Rede von
Dr.
Robert
Tillmanns
- Parteizugehörigkeit zum Zeitpunkt der Rede:
(CDU/CSU)
- Letzte offizielle eingetragene Parteizugehörigkeit: (CDU)
Herr Präsident! Meine Damen und Herren! Der vorliegende Gesetzentwurf sieht eine Ergänzung des Gesetzes über die Notaufnahme von Deutschen in das Bundesgebiet vor. Ich darf daran erinnern, daß dieses Gesetz die Aufnahme derjenigen Deutschen regelt, die ihren Wohnsitz in der Sowjetzone bzw. im Sowjetsektor Berlins haben und die in den Geltungsbereich des Grundgesetzes übersiedeln wollen. Es sieht vor, daß hierfür eine besondere Erlaubnis erforderlich ist, die nicht verweigert werden kann, wenn eine drohende Gefahr für Leib und Leben und die persönliche Freiheit vorhanden ist oder wenn sonstige zwingende Gründe vorliegen. Das Gesetz sieht weiter Aufnahmeausschüsse bzw. Beschwerdeausschüsse vor, die über die vorliegenden Anträge entscheiden, und regelt schließlich die Verteilung der Aufgenommenen auf die Länder. Es ermächtigt die Bundesregierung, durch Rechtsverordnungen Bestimmungen über Lager, Ausschüsse, Verfahren, Verteilung usw. zu erlassen. Von dieser Ermächtigung hat die Bundesregierung durch die Verordnung vom 11. Juni dieses Jahres Gebrauch gemacht.

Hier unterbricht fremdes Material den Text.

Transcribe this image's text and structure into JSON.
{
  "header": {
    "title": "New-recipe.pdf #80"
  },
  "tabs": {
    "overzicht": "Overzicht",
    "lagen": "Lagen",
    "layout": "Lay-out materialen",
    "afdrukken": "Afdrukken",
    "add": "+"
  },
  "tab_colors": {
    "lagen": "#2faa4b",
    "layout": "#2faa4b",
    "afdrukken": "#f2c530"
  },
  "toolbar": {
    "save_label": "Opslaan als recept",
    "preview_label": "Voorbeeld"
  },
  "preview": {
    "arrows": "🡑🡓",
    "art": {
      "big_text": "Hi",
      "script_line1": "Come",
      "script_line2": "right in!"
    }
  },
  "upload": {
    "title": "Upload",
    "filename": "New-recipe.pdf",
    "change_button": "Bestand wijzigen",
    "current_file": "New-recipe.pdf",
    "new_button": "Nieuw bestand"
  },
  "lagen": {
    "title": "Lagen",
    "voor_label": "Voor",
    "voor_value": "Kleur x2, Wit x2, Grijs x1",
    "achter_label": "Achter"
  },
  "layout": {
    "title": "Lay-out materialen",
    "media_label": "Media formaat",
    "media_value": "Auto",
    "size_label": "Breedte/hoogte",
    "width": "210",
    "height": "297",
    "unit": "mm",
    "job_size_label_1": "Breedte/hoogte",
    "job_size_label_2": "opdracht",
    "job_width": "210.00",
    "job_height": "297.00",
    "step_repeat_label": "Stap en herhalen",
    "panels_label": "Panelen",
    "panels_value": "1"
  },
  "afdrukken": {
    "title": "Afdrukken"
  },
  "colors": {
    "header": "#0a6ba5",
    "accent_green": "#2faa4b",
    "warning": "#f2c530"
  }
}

Der hier vorliegende Antrag sieht nun vor, daß dieses Gesetz über die Notaufnahme auch für Berlin gelten soll. Dieser Antrag, der von den drei großen Fraktionen des Hauses gemeinsam gestellt wird, ist das Ergebnis von Beratungen innerhalb der beteiligten Ausschüsse; er wird auch im Einvernehmen mit den beteiligten Ressorts gestellt. Ich kann mich deswegen bei der Begründung wohl kurz fassen.

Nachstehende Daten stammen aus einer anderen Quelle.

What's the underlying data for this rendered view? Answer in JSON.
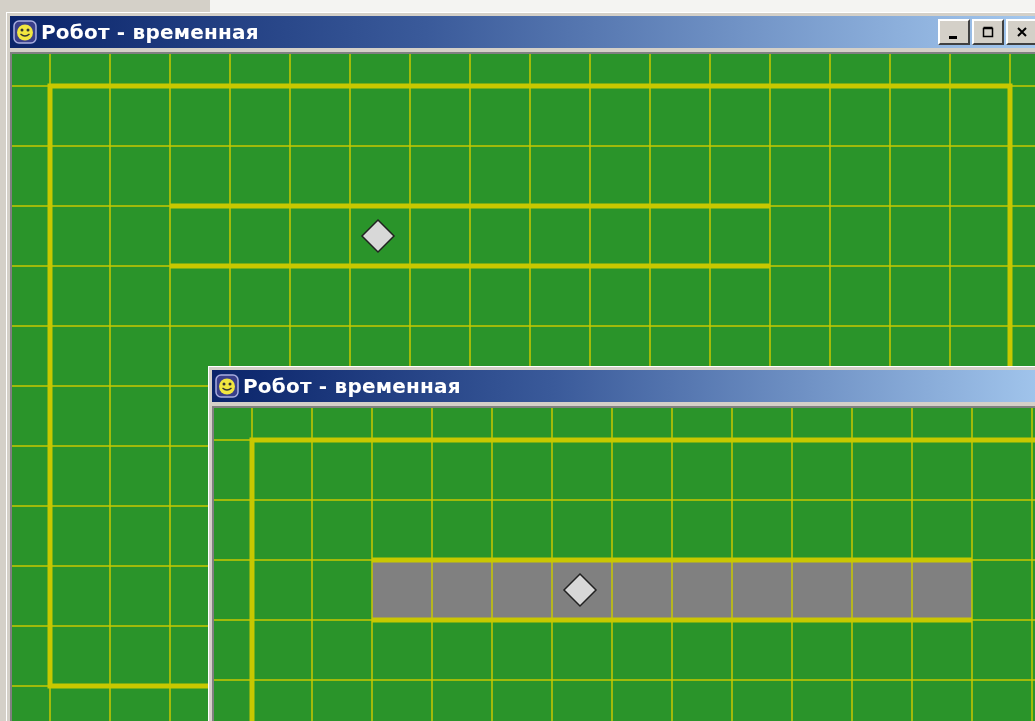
{
  "windows": [
    {
      "title": "Робот - временная",
      "controls": true,
      "field": {
        "painted": false
      }
    },
    {
      "title": "Робот - временная",
      "controls": false,
      "field": {
        "painted": true
      }
    }
  ]
}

Der Zustrom politischer Flüchtlinge nach Berlin ist ganz besonders groß; er ist prozentual wesentlich größer als der in das Bundesgebiet. Er beträgt zur Zeit monatlich rund 4 000 Personen und hat steigende Tendenz. Es ist unmöglich, daß Berlin
die ihm dadurch zufallende schwere Last allein trägt. Es mußte schon dazu übergehen, die Bestimmungen über die Anerkennung sehr viel strenger und schärfer zu fassen, als sie hier innerhalb der Bundesrepublik gelten. So konnten in der letzten Zeit im Durchschnitt nur etwa 24 % der einströmenden politischen Flüchtlinge als solche anerkannt werden. Das ist keine wirkliche Lösung, denn die Nichtaufgenommenen gerade in Berlin können in den allermeisten Fällen nicht zurück. Zur Zeit befinden sich über 80 000 nichtaufgenommene politische Flüchtlinge in Berlin, die nicht aufgenommen werden können. Was das an sozialer Not und Gefährdung bedeutet, meine Damen und Herren, das brauche ich, glaube ich, nicht näher auszuführen.

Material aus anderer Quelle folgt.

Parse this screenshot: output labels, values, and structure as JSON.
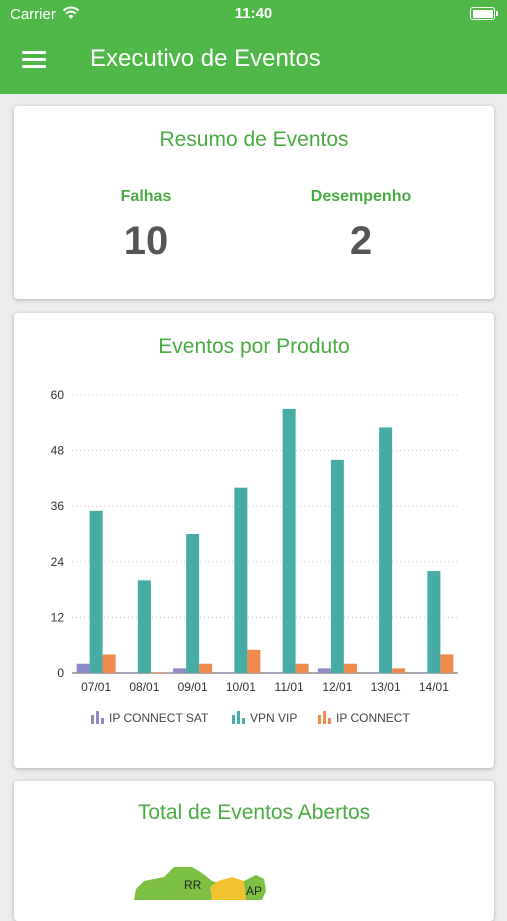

Durch die Novelle soll nun erreicht werden, daß das Notaufnahmegesetz und die dazu ergangene Durchführungsverordnung auch für Berlin Geltung erlangen, und zwar in der Weise, daß die politischen Flüchtlinge in Berlin nach den Bestimmungen dieses Bundesgesetzes und der dazu ergangenen Verordnung behandelt werden, d. h. daß die Aufnahme und die Anerkennung nach den bundesgesetzlichen Vorschriften erfolgen soll. Dasselbe soll für die Verfahren vor den Ausschüssen gelten, und schließlich soll die im Bundesgesetz enthaltene Bestimmung über die Verteilung der Flüchtlinge auf die Länder auch auf die anerkannten Flüchtlinge in Berlin angewandt werden. Sie werden einbezogen in den vom Bundesrat festzusetzenden Verteilungsschlüssel. Damit ist nicht nur ein weiteres Stück der Rechtsvereinheitlichung zwischen dem Bundesgebiet und Berlin durchgeführt, sondern vor allen Dingen eine erhebliche Entlastung Berlins auf einem entscheidenden sozialpolitischen Gebiete dadurch erreicht, daß die Verteilung der Aufgenommenen auch auf die Länder der Bundesrepublik ermöglicht wird. Es bleibt allerdings für Berlin, weil es die schwere Last der vielen Zehntausende nicht anerkannter politischer Flüchtlinge zu tragen hat, noch ein Problem übrig, das schwer genug ist.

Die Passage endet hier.